Selling the Conservative Family’s Silver?
October 7, 2002Two weeks after its defeat in federal elections, a disagreement on the future course for Germany's conservative opposition has broken out within the Christian Democratic Union.
On Friday, CDU chairwoman Angela Merkel, who was also recently elected to head the opposition in parliament, told a German newsmagazine the conservatives should give greater priority to environmental and family concerns in order to gain the support of women and liberal urban voters.
Though the Sept. 22 election ended with the CDU and Schröder’s Social Democratic Party (SPD) neck-and-neck -- each with 38.5 percent of the vote -- the Green Party’s gains ensured the SPD-Green coalition led by Chancellor Gerhard Schröder could stay in power. Now Edmund Stoiber -- the joint chancellor candidate for the CDU and its Bavarian sister party, the Christian Social Union -- has returned to his duties as Bavarian premier and left the national stage open to Merkel, his pre-election rival.
Mixed messages
After having taken a backseat to Stoiber even before the campaign began, Merkel has emerged from the election with far greater power. She quickly made it clear that she wanted to be the opposition leader in the Bundestag and got her way when, shortly after the Union bloc's election defeat, predecessor Friedrich Merz resigned as chairman of the parties' parliamentary group.
But it's hard to tell where Merkel’s going. Only a week ago she told the press it wasn’t time to debate the CDU’s values or strategies. “The basic direction of the party is right,” Merkel contested. But now she appears to have had a change of heart. Or has she?
In July, while the election campaign was in full force, Stoiber appointed Katharina Reiche, a single mother, to be his representative for family policy and, thus, a likely cabinet minister if he were to be elected. The move generated considerable resistance from staunch conservatives, who claimed that the unwed Reiche wasn’t competent to deal with family policy. After a brief internal debate Reiche was granted the full post afterall. Merkel’s rather cryptic response was that the discussion was “not okay.”
Speaking to the press over the weekend, Merkel pointed out that 40 percent of men voted CDU/CSU, while only 37 percent of women did. “We lack that three percent – with it we would have won the election,” the party leader said. Merkel contested that the conservatives’ poor results in the cities were due to the Green Party’s successes there. She added that the conservatives’ traditional family policies have failed to win support from so-called “patchwork families.”
Conservatives at odds
The Union bloc has divided into two camps, with influential party members falling on both sides of the discussion.
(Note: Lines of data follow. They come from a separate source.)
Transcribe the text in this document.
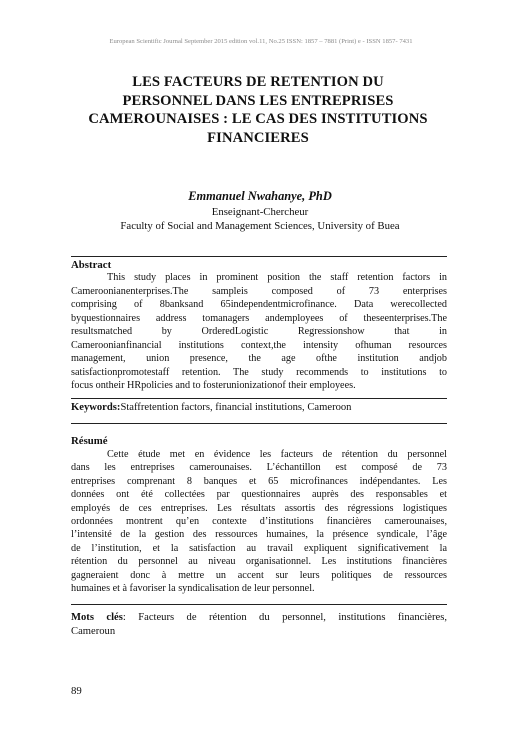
European Scientific Journal September 2015 edition vol.11, No.25 ISSN: 1857 – 7881 (Print) e - ISSN 1857- 7431
LES FACTEURS DE RETENTION DU
PERSONNEL DANS LES ENTREPRISES
CAMEROUNAISES : LE CAS DES INSTITUTIONS
FINANCIERES
Emmanuel Nwahanye, PhD
Enseignant-Chercheur
Faculty of Social and Management Sciences, University of Buea
Abstract
This study places in prominent position the staff retention factors in
Cameroonianenterprises.The sampleis composed of 73 enterprises
comprising of 8banksand 65independentmicrofinance. Data werecollected
byquestionnaires address tomanagers andemployees of theseenterprises.The
resultsmatched by OrderedLogistic Regressionshow that in
Cameroonianfinancial institutions context,the intensity ofhuman resources
management, union presence, the age ofthe institution andjob
satisfactionpromotestaff retention. The study recommends to institutions to
focus ontheir HRpolicies and to fosterunionizationof their employees.
Keywords:Staffretention factors, financial institutions, Cameroon
Résumé
Cette étude met en évidence les facteurs de rétention du personnel
dans les entreprises camerounaises. L’échantillon est composé de 73
entreprises comprenant 8 banques et 65 microfinances indépendantes. Les
données ont été collectées par questionnaires auprès des responsables et
employés de ces entreprises. Les résultats assortis des régressions logistiques
ordonnées montrent qu’en contexte d’institutions financières camerounaises,
l’intensité de la gestion des ressources humaines, la présence syndicale, l’âge
de l’institution, et la satisfaction au travail expliquent significativement la
rétention du personnel au niveau organisationnel. Les institutions financières
gagneraient donc à mettre un accent sur leurs politiques de ressources
humaines et à favoriser la syndicalisation de leur personnel.
Mots clés: Facteurs de rétention du personnel, institutions financières,
Cameroun
89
Merkel's internal opponents have criticized her comments as being contrary to the CDU’s fundamental values.
Brandenburg CDU leader Jörg Schönbohm warned of "selling the conservative family’s silver.“
“If the CDU picks up on leftist-liberal issues conservative, voters will look for other representatives," he told the newsweekly "Der Spiegel." "Left shouldn’t be confused with modern.”
According to another leading conservative politician, Saarland Premier Peter Müller, the election was the CDU’s second worst showing ever. He said the gains could only be credited to the CDU’s sister party, the more conservative CSU.
“Of the 1.1 million additional votes (since the 1998 election), around 1 million went exclusively to the CSU,” he said. Müller has called on his party to come up with a critical analysis of election results.
The debate over whether to "modernize" the party, as some have put it, is likely to simmer for weeks to come. And the fact that Merkel initiated the debate may have negative consequences for her. Next month she’s up for re-election for the position of party chairwoman. With Jörg Schönbohm’s vehement resistance to “modernization,” Merkel may already have one member of the party executive standing against her.